すると、テントに金髪の女性が立っていて洋一たちに声をかけていた。英語で声をかけているのだが、やり取りは片言でしかできていない。どうしたんだろうと思って近付くと、その女性は目の覚めるような美人であった。




 背は高く、百七十五センチぐらいあるのだろうか、まるでモデルか女優のようなグラマーさだ。歳は龍司より少し若いぐらいだろうか。
 龍司は一瞬にして心を奪われた。そして、男の本能としてお近づきになりたい、でもって、ものにしたいという気分になった。
 いつもそんな感じで、数多くの女性をものにしてきた経歴を持つ。
 さっそく、彼女で英語で話しかけた。
「どうしました、ミス? 俺でできることなら何でもいたしますよ」
 すると、彼女は「よかった、英語が話せるのね。私はセーラ・フィールズ博士よ。ブルーピースの海洋生物学者だけど、仲間がここに来て落ち合うはずだったのだけど、まだ来てないようだから、代わりに誰かに海に連れてって貰うことを頼みたいの」
 海洋生物学の博士だと? ブルーピースというのは世界的に有名な環境保護団体だ。
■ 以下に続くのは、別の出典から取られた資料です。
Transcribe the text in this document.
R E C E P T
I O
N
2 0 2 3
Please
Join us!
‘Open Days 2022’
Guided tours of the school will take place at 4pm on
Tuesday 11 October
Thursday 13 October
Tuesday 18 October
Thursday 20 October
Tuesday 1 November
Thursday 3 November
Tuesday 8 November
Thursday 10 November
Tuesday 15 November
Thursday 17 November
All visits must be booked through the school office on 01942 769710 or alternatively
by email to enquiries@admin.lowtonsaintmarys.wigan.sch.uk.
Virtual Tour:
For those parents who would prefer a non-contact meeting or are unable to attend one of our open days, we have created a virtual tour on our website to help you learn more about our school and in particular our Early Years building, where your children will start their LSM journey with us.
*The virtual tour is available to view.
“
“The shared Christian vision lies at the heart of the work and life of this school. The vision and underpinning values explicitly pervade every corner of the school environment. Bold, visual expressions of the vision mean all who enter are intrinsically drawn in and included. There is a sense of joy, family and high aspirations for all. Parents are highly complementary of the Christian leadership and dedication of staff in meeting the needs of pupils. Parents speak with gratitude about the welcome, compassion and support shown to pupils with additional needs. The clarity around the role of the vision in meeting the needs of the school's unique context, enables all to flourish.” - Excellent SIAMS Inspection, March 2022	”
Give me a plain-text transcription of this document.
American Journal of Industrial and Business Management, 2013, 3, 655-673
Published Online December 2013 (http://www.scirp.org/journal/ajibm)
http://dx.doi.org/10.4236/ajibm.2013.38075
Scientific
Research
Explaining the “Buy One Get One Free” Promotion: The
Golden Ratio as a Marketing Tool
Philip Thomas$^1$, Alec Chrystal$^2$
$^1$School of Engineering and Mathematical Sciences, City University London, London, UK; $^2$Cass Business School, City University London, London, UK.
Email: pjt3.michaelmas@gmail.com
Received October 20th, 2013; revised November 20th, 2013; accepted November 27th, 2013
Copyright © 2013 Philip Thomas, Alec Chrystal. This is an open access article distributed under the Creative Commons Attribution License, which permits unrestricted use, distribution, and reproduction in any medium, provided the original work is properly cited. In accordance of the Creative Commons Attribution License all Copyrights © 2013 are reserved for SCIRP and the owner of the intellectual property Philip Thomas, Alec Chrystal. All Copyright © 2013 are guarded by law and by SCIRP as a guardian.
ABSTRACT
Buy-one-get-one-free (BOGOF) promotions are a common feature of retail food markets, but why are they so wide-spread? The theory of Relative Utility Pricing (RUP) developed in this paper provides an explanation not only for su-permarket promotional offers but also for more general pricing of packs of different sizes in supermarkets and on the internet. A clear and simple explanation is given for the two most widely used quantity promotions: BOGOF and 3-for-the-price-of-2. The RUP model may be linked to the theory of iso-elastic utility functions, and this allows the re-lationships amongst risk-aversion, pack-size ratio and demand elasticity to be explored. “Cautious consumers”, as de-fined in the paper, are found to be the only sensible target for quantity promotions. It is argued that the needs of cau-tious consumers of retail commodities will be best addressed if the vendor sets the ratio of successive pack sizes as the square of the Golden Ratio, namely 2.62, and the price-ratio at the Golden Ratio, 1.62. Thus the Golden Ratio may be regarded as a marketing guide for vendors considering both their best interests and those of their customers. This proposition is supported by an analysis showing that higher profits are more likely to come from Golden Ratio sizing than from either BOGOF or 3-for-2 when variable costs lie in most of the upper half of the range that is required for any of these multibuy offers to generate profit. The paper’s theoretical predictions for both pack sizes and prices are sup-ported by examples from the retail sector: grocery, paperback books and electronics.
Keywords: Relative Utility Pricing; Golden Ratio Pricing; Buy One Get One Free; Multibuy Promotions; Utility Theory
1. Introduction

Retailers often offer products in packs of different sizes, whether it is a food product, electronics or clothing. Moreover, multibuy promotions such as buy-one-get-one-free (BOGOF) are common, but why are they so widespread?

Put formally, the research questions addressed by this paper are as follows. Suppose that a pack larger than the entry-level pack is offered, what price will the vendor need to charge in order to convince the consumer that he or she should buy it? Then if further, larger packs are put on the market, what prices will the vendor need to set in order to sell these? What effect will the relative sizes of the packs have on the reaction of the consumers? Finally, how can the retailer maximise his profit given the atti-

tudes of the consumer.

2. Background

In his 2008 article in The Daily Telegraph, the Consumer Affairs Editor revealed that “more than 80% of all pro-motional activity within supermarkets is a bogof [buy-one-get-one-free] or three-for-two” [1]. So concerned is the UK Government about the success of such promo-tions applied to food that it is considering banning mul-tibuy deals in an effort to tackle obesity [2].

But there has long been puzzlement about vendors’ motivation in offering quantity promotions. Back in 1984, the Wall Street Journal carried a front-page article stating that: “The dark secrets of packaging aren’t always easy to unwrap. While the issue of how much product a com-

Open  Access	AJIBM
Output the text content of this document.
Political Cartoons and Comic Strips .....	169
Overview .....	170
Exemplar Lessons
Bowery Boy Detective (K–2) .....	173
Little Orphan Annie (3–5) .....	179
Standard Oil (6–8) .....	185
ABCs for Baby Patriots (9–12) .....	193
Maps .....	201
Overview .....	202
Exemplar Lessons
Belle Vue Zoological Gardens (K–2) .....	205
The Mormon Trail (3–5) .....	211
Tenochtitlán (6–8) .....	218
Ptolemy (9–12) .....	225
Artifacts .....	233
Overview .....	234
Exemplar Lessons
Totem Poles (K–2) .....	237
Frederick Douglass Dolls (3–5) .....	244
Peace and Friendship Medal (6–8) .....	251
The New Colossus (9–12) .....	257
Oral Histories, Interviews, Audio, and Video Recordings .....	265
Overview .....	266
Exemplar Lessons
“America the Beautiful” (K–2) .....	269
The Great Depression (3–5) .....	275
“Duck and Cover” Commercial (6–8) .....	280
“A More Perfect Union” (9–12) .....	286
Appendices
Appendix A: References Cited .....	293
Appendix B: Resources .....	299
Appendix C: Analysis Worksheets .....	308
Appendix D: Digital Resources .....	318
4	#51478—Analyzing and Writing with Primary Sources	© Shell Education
この美女がそんなお偉いさんだとは驚きだ。
「俺は龍司。ここで漁師をやっている。よければ海に連れてってやるよ」
と快く返した。こんな美女と海の上で二人きりになれるなんて、何とラッキーなことか。
 二人はさっそく漁港に向かった。彼女は、アメリカ人でフロリダ出身。昨日までブルーピース日本の本部のある東京にいたのだが、昨日、那覇空港に着き、今朝、スキューバダイビングの器具を持って車で辺奈古に来たという。これから、辺奈古の珊瑚礁をはじめとする海洋環境を見て回るという。
 何でも、ブルーピースが日本において辺奈古の問題が持ち上がったことで調査を開始することを決定したとか。調査結果の客観性を強調するためにも、アメリカ人の海洋学者である彼女が筆頭役になったという。
 仲間のスタッフは団体所有の船で、辺奈古まで来るはずだったが、到着時刻が遅れているらしい。なので、到着までの間、先んじて調査をしたいと願い出た。
「私はドクターだけど、セーラと呼んで、あなたをリュウジと呼んでいいわよね」
「是非とも」
 さっそく友人になれた。

 セーラはタンクなどの器具を持ち込みダイビング・スーツを着て漁船に乗り込んだ。その体の線がしっかりと見える姿には、龍司は激しい動悸を感じざる得なかった。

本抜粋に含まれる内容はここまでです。